9

189 14 21
                                    

Semoga ketika ini harus berakhir, kita di jauhkan tanpa ada salah satu hati yang tersakiti.

***

Hujan turun semakin deras di luar, namun gemuruh petir yang biasanya menakutkan itu kini terdengar biasa saja di telinga Sherina, tertutup suara detak jantungnya penuh cinta. Tangannya membawa sepiring udang asam manis dan cah kangkung di piring lain untuk kemudian ia letakkan di meja makan.

"Hmmmm.. dari baunya aja aku udah bisa nebak rasanya!" Sadam menarik nafas, menghirup harum masakan di hadapannya. Masakan sederhana yang terlihat mewah di mata Sadam. Sherina melebarkan senyum, menaruh dua piring nasi.

"Selamat makan!" keduanya berujar bersamaan lalu tertawa.

"Berdoa dulu jangan lupa!" Sherina mengingatkan. Duduk berhadapan dengan cara berdoa yang berbeda. Sherina menepis apapun yang ada di pikirannya tentang hubungannya dengan Sadam yang baru saja di mulai. Yang Sherina tahu dan yakini adalah ia menginginkan Sadam selalu ada di dekatnya.

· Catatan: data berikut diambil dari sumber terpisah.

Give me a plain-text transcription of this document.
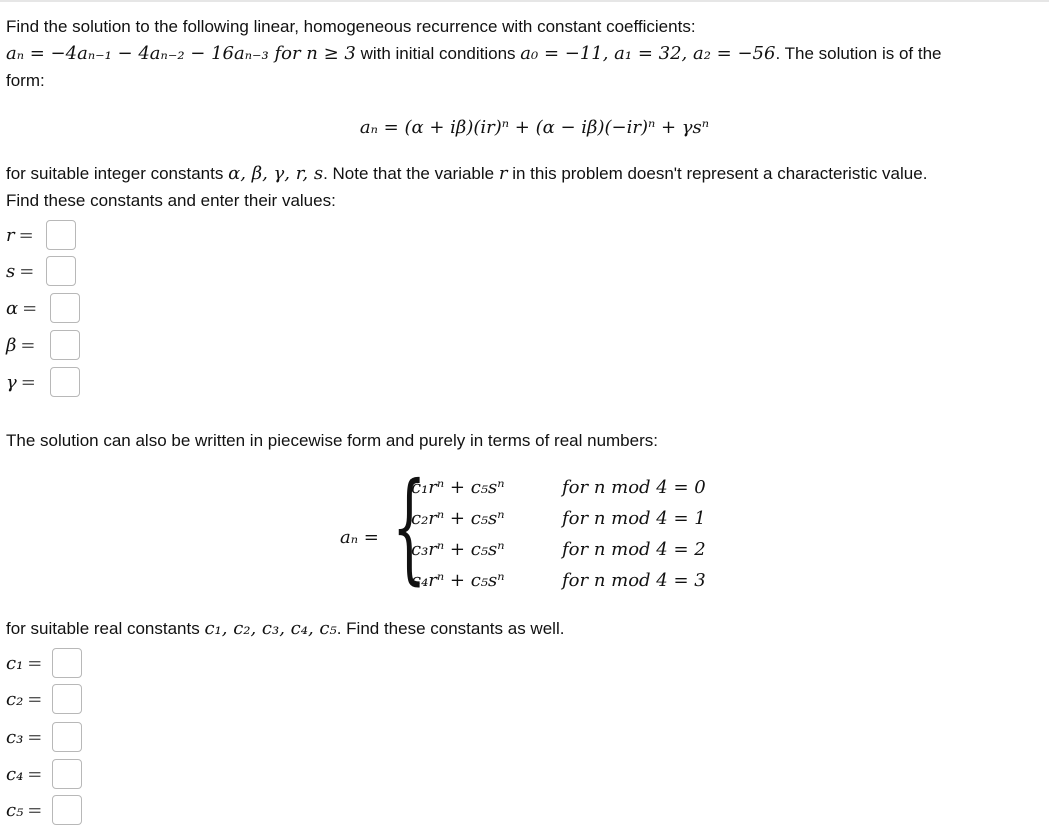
Find the solution to the following linear, homogeneous recurrence with constant coefficients:
aₙ = −4aₙ₋₁ − 4aₙ₋₂ − 16aₙ₋₃ for n ≥ 3 with initial conditions a₀ = −11, a₁ = 32, a₂ = −56. The solution is of the
form:
aₙ = (α + iβ)(ir)ⁿ + (α − iβ)(−ir)ⁿ + γsⁿ
for suitable integer constants α, β, γ, r, s. Note that the variable r in this problem doesn't represent a characteristic value.
Find these constants and enter their values:
r =
s =
α =
β =
γ =
The solution can also be written in piecewise form and purely in terms of real numbers:
aₙ = {
c₁rⁿ + c₅sⁿ	for n mod 4 = 0
c₂rⁿ + c₅sⁿ	for n mod 4 = 1
c₃rⁿ + c₅sⁿ	for n mod 4 = 2
c₄rⁿ + c₅sⁿ	for n mod 4 = 3
for suitable real constants c₁, c₂, c₃, c₄, c₅. Find these constants as well.
c₁ =
c₂ =
c₃ =
c₄ =
c₅ =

"Enak banget Sher! Masakan mami sih kalah ini!" Sadam terdengar bereaksi berlebihan.

"Ngaco kamu ah.. dimana-mana masakan seorang ibu itu pasti jadi yang paling enak!"

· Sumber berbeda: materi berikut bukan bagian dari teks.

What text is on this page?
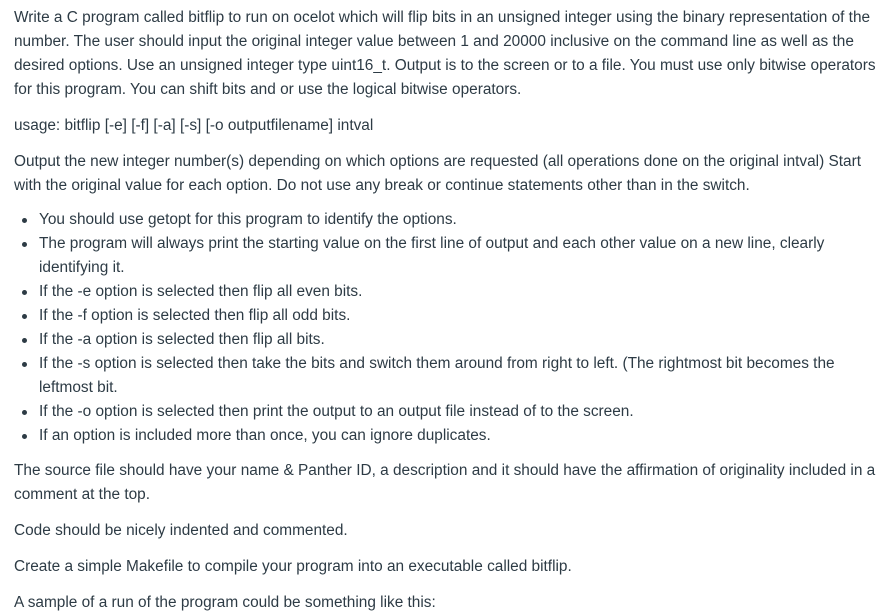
Write a C program called bitflip to run on ocelot which will flip bits in an unsigned integer using the binary representation of the number. The user should input the original integer value between 1 and 20000 inclusive on the command line as well as the desired options. Use an unsigned integer type uint16_t. Output is to the screen or to a file. You must use only bitwise operators for this program. You can shift bits and or use the logical bitwise operators.

usage: bitflip [-e] [-f] [-a] [-s] [-o outputfilename] intval

Output the new integer number(s) depending on which options are requested (all operations done on the original intval) Start with the original value for each option. Do not use any break or continue statements other than in the switch.

You should use getopt for this program to identify the options.
The program will always print the starting value on the first line of output and each other value on a new line, clearly identifying it.
If the -e option is selected then flip all even bits.
If the -f option is selected then flip all odd bits.
If the -a option is selected then flip all bits.
If the -s option is selected then take the bits and switch them around from right to left. (The rightmost bit becomes the leftmost bit.
If the -o option is selected then print the output to an output file instead of to the screen.
If an option is included more than once, you can ignore duplicates.

The source file should have your name & Panther ID, a description and it should have the affirmation of originality included in a comment at the top.

Code should be nicely indented and commented.

Create a simple Makefile to compile your program into an executable called bitflip.

A sample of a run of the program could be something like this:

"Ya kan kamu juga ibu dari anak-anak aku.." Sherina menghentikan kunyahannya, terkejut dengan ucapan Sadam "Simba, Simas, Marble?" lantas perempuan itu terkekeh.

"Berarti nanti kalau males makan, terus aku kasih kamu wet food, harus mau ya!"

"Nah ini lebih ngaco!"

Keduanya tergelak sesaat sebelum kembali fokus menikmati hidangan di depan mereka. "Maaf ya, makanan nya sederhana banget.. aku belum bisa masak makanan yang bumbunya heboh.." Sherina mendorong piringnya yang sudah kosong di depannya.

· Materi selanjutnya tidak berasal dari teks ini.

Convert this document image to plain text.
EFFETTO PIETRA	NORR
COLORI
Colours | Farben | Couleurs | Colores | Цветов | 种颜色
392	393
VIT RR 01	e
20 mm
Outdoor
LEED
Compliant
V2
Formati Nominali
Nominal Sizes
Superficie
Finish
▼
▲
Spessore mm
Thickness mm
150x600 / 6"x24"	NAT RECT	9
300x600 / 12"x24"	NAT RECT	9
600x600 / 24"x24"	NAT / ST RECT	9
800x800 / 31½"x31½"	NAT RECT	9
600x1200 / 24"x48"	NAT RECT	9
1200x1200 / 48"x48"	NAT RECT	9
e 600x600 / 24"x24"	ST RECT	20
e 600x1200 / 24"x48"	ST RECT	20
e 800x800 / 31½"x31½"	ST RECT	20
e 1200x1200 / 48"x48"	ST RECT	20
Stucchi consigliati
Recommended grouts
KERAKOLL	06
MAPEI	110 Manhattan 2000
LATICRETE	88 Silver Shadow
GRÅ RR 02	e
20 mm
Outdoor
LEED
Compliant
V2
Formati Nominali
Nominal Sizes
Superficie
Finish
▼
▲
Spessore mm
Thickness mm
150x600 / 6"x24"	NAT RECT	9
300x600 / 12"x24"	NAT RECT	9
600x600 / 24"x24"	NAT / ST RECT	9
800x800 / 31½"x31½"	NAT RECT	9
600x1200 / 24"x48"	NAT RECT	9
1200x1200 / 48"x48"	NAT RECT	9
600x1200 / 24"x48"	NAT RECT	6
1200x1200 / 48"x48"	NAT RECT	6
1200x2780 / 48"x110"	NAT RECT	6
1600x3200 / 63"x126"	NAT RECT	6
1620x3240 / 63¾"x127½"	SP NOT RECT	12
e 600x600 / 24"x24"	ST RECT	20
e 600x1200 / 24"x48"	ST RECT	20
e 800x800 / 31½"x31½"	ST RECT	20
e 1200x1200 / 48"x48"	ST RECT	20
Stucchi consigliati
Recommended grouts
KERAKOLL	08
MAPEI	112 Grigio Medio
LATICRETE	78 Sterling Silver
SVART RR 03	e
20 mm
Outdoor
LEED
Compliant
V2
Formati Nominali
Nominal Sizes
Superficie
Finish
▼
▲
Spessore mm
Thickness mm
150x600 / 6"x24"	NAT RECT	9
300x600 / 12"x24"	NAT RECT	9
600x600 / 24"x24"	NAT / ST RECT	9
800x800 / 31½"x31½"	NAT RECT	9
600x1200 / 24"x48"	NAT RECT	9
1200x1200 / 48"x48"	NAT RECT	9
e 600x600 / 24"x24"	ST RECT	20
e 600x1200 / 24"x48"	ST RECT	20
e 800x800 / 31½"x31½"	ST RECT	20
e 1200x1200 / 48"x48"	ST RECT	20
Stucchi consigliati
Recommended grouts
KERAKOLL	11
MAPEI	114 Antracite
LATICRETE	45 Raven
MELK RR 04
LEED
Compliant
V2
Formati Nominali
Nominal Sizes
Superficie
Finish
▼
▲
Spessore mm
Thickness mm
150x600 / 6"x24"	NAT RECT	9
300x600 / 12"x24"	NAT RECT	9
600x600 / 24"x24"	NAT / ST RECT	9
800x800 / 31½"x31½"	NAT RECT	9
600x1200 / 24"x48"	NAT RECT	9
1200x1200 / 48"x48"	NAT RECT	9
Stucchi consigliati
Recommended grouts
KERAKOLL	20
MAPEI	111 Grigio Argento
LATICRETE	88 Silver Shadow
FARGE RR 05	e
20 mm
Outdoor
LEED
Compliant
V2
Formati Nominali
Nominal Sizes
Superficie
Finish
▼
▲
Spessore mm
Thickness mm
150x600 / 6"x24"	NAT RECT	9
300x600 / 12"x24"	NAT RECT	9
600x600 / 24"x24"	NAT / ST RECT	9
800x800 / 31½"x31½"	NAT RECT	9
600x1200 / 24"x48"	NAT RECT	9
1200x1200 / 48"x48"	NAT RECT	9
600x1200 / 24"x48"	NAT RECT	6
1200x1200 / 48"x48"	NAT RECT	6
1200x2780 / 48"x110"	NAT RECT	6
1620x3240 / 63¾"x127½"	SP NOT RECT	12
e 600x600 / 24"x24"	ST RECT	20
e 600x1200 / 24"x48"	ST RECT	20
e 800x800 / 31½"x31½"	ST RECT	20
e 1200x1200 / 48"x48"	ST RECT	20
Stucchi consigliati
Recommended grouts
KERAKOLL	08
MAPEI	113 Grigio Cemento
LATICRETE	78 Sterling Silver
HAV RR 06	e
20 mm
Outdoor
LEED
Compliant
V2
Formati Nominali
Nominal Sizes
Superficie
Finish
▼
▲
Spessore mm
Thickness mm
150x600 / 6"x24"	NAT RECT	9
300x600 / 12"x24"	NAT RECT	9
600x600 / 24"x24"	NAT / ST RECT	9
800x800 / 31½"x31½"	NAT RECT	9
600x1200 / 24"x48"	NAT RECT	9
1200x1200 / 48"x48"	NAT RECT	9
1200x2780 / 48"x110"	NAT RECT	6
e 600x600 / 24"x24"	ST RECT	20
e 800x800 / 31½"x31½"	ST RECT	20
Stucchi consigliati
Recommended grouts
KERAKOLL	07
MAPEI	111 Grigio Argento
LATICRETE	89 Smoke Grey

"Mmm.. enggak loh, ini enak banget Sher! Apalagi makannya bareng kamu.. jadi makin enak rasanya!"

"Apa sih Dam?!" Sherina beranjak membawa piring kotor nya untuk langsung ia cuci. Sadam tertawa lalu melakukan hal yang sama. Berdiri di samping Sherina, mengantri untuk juga mencuci piring miliknya. "Sini aku aja yang cuci sekalian.."

"Gak usah, aku aja.. aku bisa kok sekalian cuci tangan.."

"Awas kalau pecah yaa.." Sherina kemudian membilas piring dan tangannya, menyingkirkan busa sabun disana ketika Sadam kini beralih berdiri di belakangnya.

"Biar piringnya gak pecah coba tolong di perhatiin cara aku cuci piring." ucapnya membuat Sherina justru mematung dengan detak jantung yang seolah bisa melompat dari tempatnya. Keduanya bertahan dalam posisi itu tak lama, ketika Sadam selesai membilas piringnya, saat itu juga Sherina terbebas.

Sherina meraih dua cangkir dari deretan rak piringnya "Mau minum teh gak?"

"Boleh, kayaknya enak hujan-hujan gini minum teh hangat.." Sadam kembali duduk di kursi meja makan. Baru sempat ia memperhatikan seisi rumah Sherina. Terlihat rapi dan nyaman setiap sudutnya. SinArt, tulisan yang menggantung di salah satu pintu itu membuat Sadam penasaran. "Itu, ruangan tempat kamu melukis ya?" Tanya Sadam saat Sherina meletakan secangkir teh panas di depannya.

Sherina yang masih berdiri di sebelah Sadam itu menganggukkan kepala, ikut menatap ke arah pintu itu. "Tepatnya, tempat aku menuangkan semua emosiku.." Sadam menoleh ke arah sampingnya, sedikit mendongak menatap Sherina dengan sorot mata yang terlihat lain.